4 responses to “Psalm 51 and atonement theories

  1. I am very happy with the way you write about this theme; especially the part about different windows; and above all the last sentences of your post.

    Shalom

    Tineke

  2. Now that you’ve addressed the problem with courtroom salvation where the Father appears to be a Judge looking for someone to punish, and once again underscored the necessity of salvation (however it may come to us), the next important question has to be: How is that salvation applied to us?

    No doubt that we’ll be talking about that tomorrow during the Antwerp tweetup.

    blessings!

    Rob

  3. i without a doubt adore your posting kind, very interesting.
    don’t give up and also keep creating in all honesty , because it simply just worth to follow it,
    impatient to read way more of your own stories, kind regards :)

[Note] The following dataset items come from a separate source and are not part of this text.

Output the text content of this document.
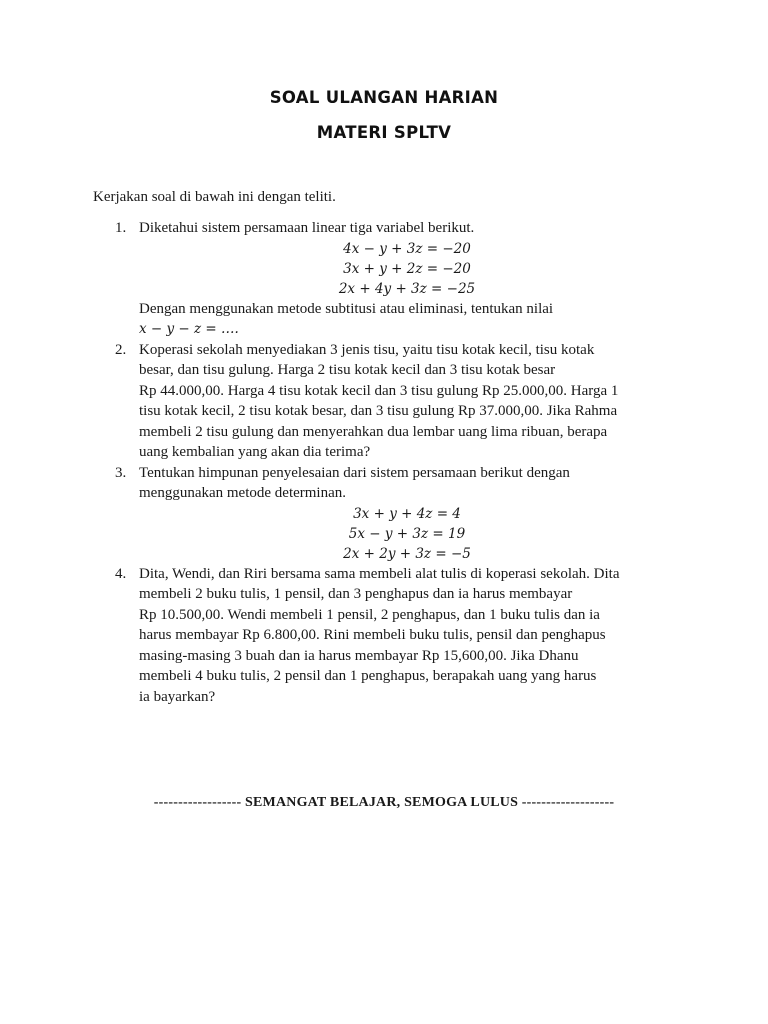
SOAL ULANGAN HARIAN
MATERI SPLTV
Kerjakan soal di bawah ini dengan teliti.
1. Diketahui sistem persamaan linear tiga variabel berikut.
4x − y + 3z = −20
3x + y + 2z = −20
2x + 4y + 3z = −25
Dengan menggunakan metode subtitusi atau eliminasi, tentukan nilai
x − y − z = ….
2. Koperasi sekolah menyediakan 3 jenis tisu, yaitu tisu kotak kecil, tisu kotak
besar, dan tisu gulung. Harga 2 tisu kotak kecil dan 3 tisu kotak besar
Rp 44.000,00. Harga 4 tisu kotak kecil dan 3 tisu gulung Rp 25.000,00. Harga 1
tisu kotak kecil, 2 tisu kotak besar, dan 3 tisu gulung Rp 37.000,00. Jika Rahma
membeli 2 tisu gulung dan menyerahkan dua lembar uang lima ribuan, berapa
uang kembalian yang akan dia terima?
3. Tentukan himpunan penyelesaian dari sistem persamaan berikut dengan
menggunakan metode determinan.
3x + y + 4z = 4
5x − y + 3z = 19
2x + 2y + 3z = −5
4. Dita, Wendi, dan Riri bersama sama membeli alat tulis di koperasi sekolah. Dita
membeli 2 buku tulis, 1 pensil, dan 3 penghapus dan ia harus membayar
Rp 10.500,00. Wendi membeli 1 pensil, 2 penghapus, dan 1 buku tulis dan ia
harus membayar Rp 6.800,00. Rini membeli buku tulis, pensil dan penghapus
masing-masing 3 buah dan ia harus membayar Rp 15,600,00. Jika Dhanu
membeli 4 buku tulis, 2 pensil dan 1 penghapus, berapakah uang yang harus
ia bayarkan?
------------------ SEMANGAT BELAJAR, SEMOGA LULUS -------------------
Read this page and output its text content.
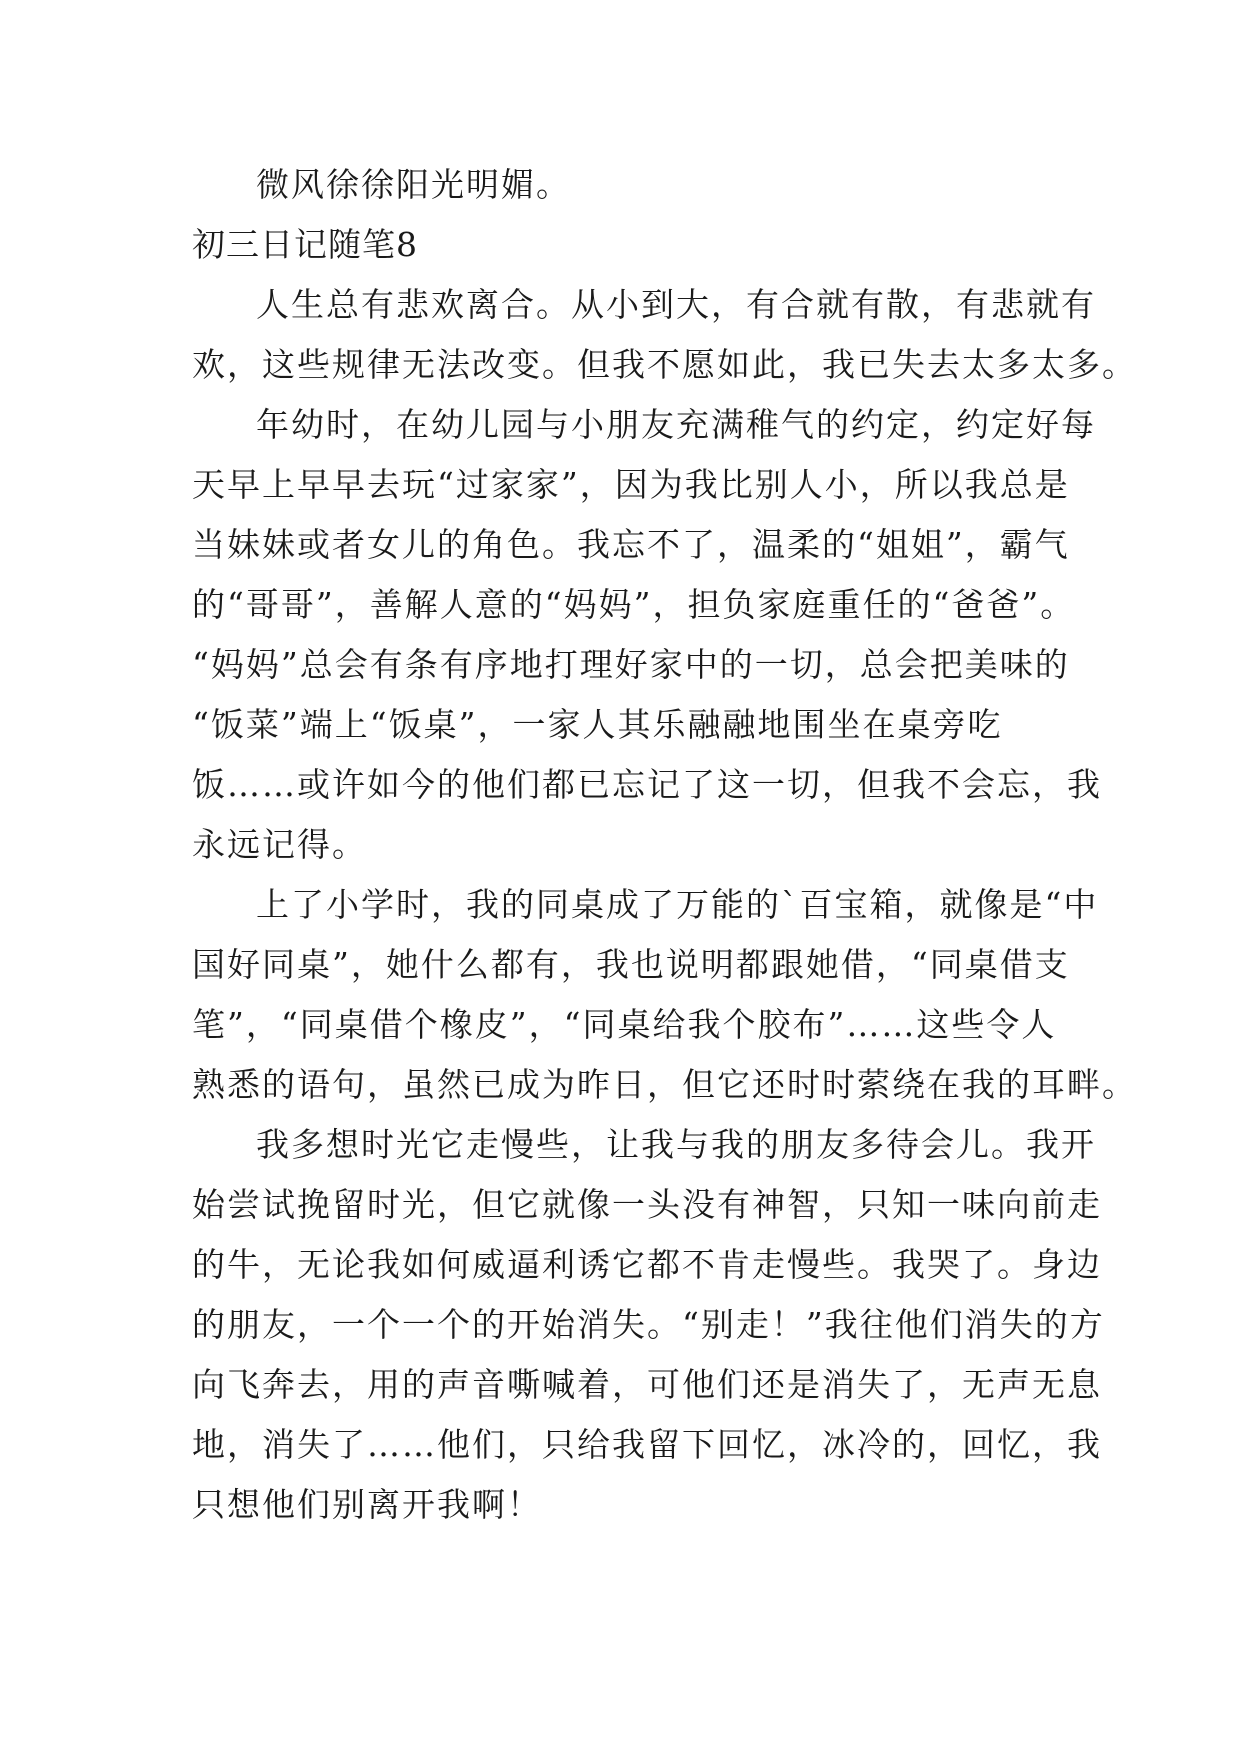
微风徐徐阳光明媚。
初三日记随笔8
人生总有悲欢离合。从小到大，有合就有散，有悲就有
欢，这些规律无法改变。但我不愿如此，我已失去太多太多。
年幼时，在幼儿园与小朋友充满稚气的约定，约定好每
天早上早早去玩“过家家”，因为我比别人小，所以我总是
当妹妹或者女儿的角色。我忘不了，温柔的“姐姐”，霸气
的“哥哥”，善解人意的“妈妈”，担负家庭重任的“爸爸”。
“妈妈”总会有条有序地打理好家中的一切，总会把美味的
“饭菜”端上“饭桌”，一家人其乐融融地围坐在桌旁吃
饭……或许如今的他们都已忘记了这一切，但我不会忘，我
永远记得。
上了小学时，我的同桌成了万能的`百宝箱，就像是“中
国好同桌”，她什么都有，我也说明都跟她借，“同桌借支
笔”，“同桌借个橡皮”，“同桌给我个胶布”……这些令人
熟悉的语句，虽然已成为昨日，但它还时时萦绕在我的耳畔。
我多想时光它走慢些，让我与我的朋友多待会儿。我开
始尝试挽留时光，但它就像一头没有神智，只知一味向前走
的牛，无论我如何威逼利诱它都不肯走慢些。我哭了。身边
的朋友，一个一个的开始消失。“别走！”我往他们消失的方
向飞奔去，用的声音嘶喊着，可他们还是消失了，无声无息
地，消失了……他们，只给我留下回忆，冰冷的，回忆，我
只想他们别离开我啊！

  4. You can find the complete answers to atonement in a kindle book called Renegade Gospel The Jesus Manifold by Jamey Massengale.
    1. God is the creator completely soveriegn
    2 My separation from God is due to my knowledge of good and evil because i use it to judge god i.e. why do the innocent suffer etc. is an accusation in interrogative format.
    3 If God is omniscient I cant do other than what God KNEW i would do before He created me and He created me as He did; therefore God is responsible for my sin
    4 If God is responsible for my sin then God should die for my sin
    5 In Jesus God did die for my sin or Jesus as god died for all sin ( which is by the way the ultimate statement of soveriegnty, where God says in essence “I do it all” cause effect and resolution.)
    6 However Jesus the man did not sin nor was He under original sin so He didn’t deserve to die, but being God as man, now by the rule of equity, all men are equal to God, syllogism: Jesus is a man and all men are human therefore Jesus is human and Jesus is God therefore all men are in Jesus equal to God in their HUMAN/GOD rights.
    7 Therefore since only God as the “potter” had the rights of life, liberty, and property; and since Jesus transfers to all humans like Himself those rights, we don’t need a law saying by fiat “thou shalt not kill”, because all men now have the right to life; I know I violate that right if I kill a man. Thereby the law is fulfilled in right-eousness, or “the having of the rights of God”.
    That’s it in a nutshell and it explains a lot of ambiguous statements Paul makes. I haven’t quoted much scripture for brevity’s sake but I find the Jesus manifold completely supported from genesis to revelation. It affirms the homoousion, it satisfies the complete taxonomy of sin(ontologic, deontic, and relational), and it satisfies all of Abelard’s criteria: 1. it’s logical 2. It’s not arbitrary if God is omniscient, therefore actions are predestined, and love demand’s it to satisfy the human cry of injustice. 3 It’s intelligible being stated capable of syllogistic treatment in plain unambiguous language. The implications to a multiverse for an omniscient God require He know everything in all possible universes, this single incarnation would then only be required in this one to satisfy it’s precise constraints, as it exists within the multiplicity of universes in God’s consciousness.
    I apologize if the first part is ambiguous as to the idea of multiverse. Only in science fiction and thought experiment is a multiverse with divergent timelines considered. This universe has the timline it does because of physical constraints that cannot be changed if human life is to exist as it does(see Anthropic principle). There are approximately 20 such constraints that are so precise the universe would cease to exist as it does if they varied even one plank measure. Those multiverses actually possible would be defined by changes in those constants. Therefore there can be no other universe which would value the atonement as this one does(anthropically); however these constants do not forbid interactions at the quantum level, and may derive their stability from these interactions. In that case the incarnation in this universe has it’s meaning only in this universe but would have implications to all other possible universes.